C’est encore arrivé aujourd’hui. On m’a encore lancé la phrase qui a le don de me faire grincer les dents, mais qui débouche souvent sur de belles discussions. On m’a dit que je n’avais pas l’air autiste. C’est l’une de mes collègues qui m’a fait cette remarque après que je lui ai expliqué pourquoi j’avais droit à un horaire allégé à l’Université. Suite à son commentaire, mon étonnement a dû se lire sur mon visage puisque ma collègue a tout de même précisé que j’avais quand même l’air pas tout à fait normal, mais vraiment pas autiste. Elle m’expliqua alors que son cousin de trois ans était autiste et que je ne ressemblais pas à ça. Les spécialistes ont donc dû se tromper sur mon cas.
À mes yeux, son commentaire était absurde, mais je sentais qu’elle était tout de même très sérieuse. C’est donc avec le plus grand sérieux que je lui répondis que c’était assez normal qu’une femme de 23 ans ne ressemble pas à un jeune garçon de trois ans même s’ils ont le même diagnostic. Autiste ou pas, un enfant n’aura pas les mêmes capacités et les mêmes caractéristiques qu’un adulte. C’est normal puisqu’on évolue, qu’on apprend et qu’on se développe avec les années. Et, étonnement, les personnes autistes sont aussi touchées par ce processus. On n’est pas épargné de ça !

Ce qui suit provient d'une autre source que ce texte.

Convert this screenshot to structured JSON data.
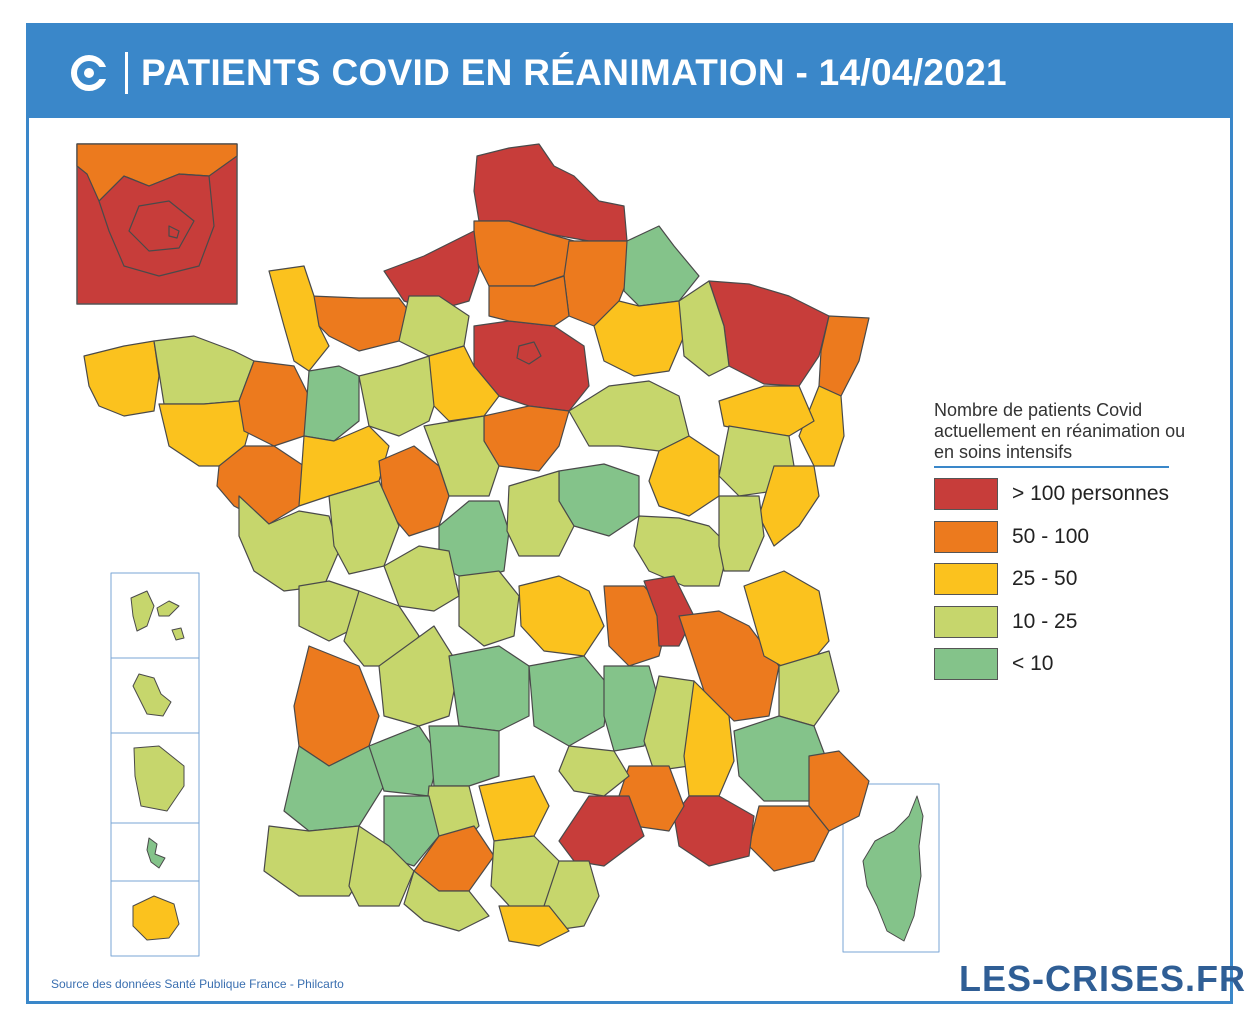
{
  "header": {
    "title": "PATIENTS COVID EN RÉANIMATION - 14/04/2021",
    "bar_color": "#3a87c9",
    "logo_icon": "les-crises-c-logo-icon"
  },
  "legend": {
    "title": "Nombre de patients Covid actuellement en réanimation ou en soins intensifs",
    "items": [
      {
        "label": "> 100 personnes",
        "color": "#c73d3a"
      },
      {
        "label": "50 - 100",
        "color": "#ec7a1e"
      },
      {
        "label": "25 - 50",
        "color": "#fbc21e"
      },
      {
        "label": "10 - 25",
        "color": "#c6d66c"
      },
      {
        "label": "< 10",
        "color": "#84c38a"
      }
    ]
  },
  "map": {
    "country": "France métropolitaine",
    "insets": [
      "Paris et petite couronne",
      "Guadeloupe",
      "Martinique",
      "Guyane",
      "Mayotte",
      "La Réunion",
      "Corse"
    ]
  },
  "footer": {
    "source": "Source des données Santé Publique France - Philcarto",
    "brand": "LES-CRISES.FR"
  }
}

Après ma courte explication, ma collègue est demeurée sceptique. Pour mieux comprendre, je lui ai demandé, dans sa tête, ça ressemble à quoi une femme autiste de mon âge? Finalement, elle m’a avoué n’en avoir aucune idée. C’est comme si on n’existait pas. Ou plutôt, elle n’avait jamais réfléchi à l’existence des adultes autistes. Je considère que c’est un peu normal quand on pense aux représentations de l’autisme dans les médias. On montre souvent de jeunes enfants. On parle de leur réalité et de celles de leurs parents. Par contre, on présente plus rarement le portrait de ces mêmes enfants devenus grands. Pourtant, je peux vous garantir que nous ne sommes pas que des créatures mythiques. On existe réellement, mais on ne possède pas d’écriteau pour révéler au monde notre différence. Et, on existe surtout d’un millier de manières différentes. C’est pourquoi on ne peut pas dresser une image type du parfait autiste.

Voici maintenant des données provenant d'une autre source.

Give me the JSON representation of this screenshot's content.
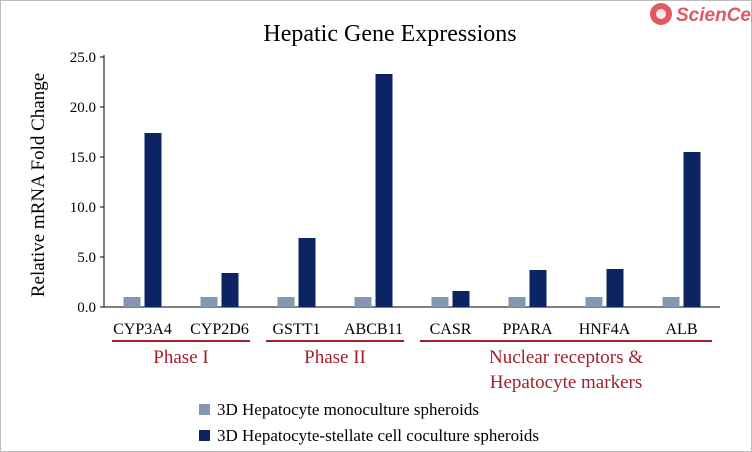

Après mon beau discours, je me suis fait assommer par la phrase qui tue : «Mais, tu réussis bien et t’as pas de difficultés… » J’ai alors poursuivi en avouant que c’est vrai que je réussis bien présentement dans mes études, mais que ça n’invalide pas mon diagnostic. Par contre, j’ai certaines difficultés liées à l’autisme, mais qui ne sont pas nécessairement visibles. C’est précisément pour cette raison que mon parcours scolaire n’est pas traditionnel dans sa durée et que j’ai droit à certaines adaptations. C’est pour me permettre d’atteindre mon niveau de fonctionnement optimal dans le but de bien réussir. J’ai quand même précisé que, mon autisme, ça n’entraine pas juste des difficultés. Cette manière de percevoir le monde, elle vient aussi avec son lot de forces sur lesquelles je peux m’appuyer pour progresser.
Finalement, la discussion s’est poursuivie et j’étais satisfaite de la manière dont elle s’est terminée. J’avais vraiment l’impression que ma collègue comprenait mieux ma réalité et j’étais contente de constater qu’elle avait eu l’ouverture d’esprit nécessaire pour faire évoluer son opinion. C’est encourageant parce que ce type de conversation est la preuve que rien n’est figé et que les préjugés ne sont pas des fatalités. Et puis, j’admets que ma collègue avait raison sur un point, je n’ai pas l’air autiste, mais, c’est simplement parce qu’avoir l’air autiste, ça n’existe pas. Par contre, plus les années passent, plus je trouve que j’ai l’air de moi.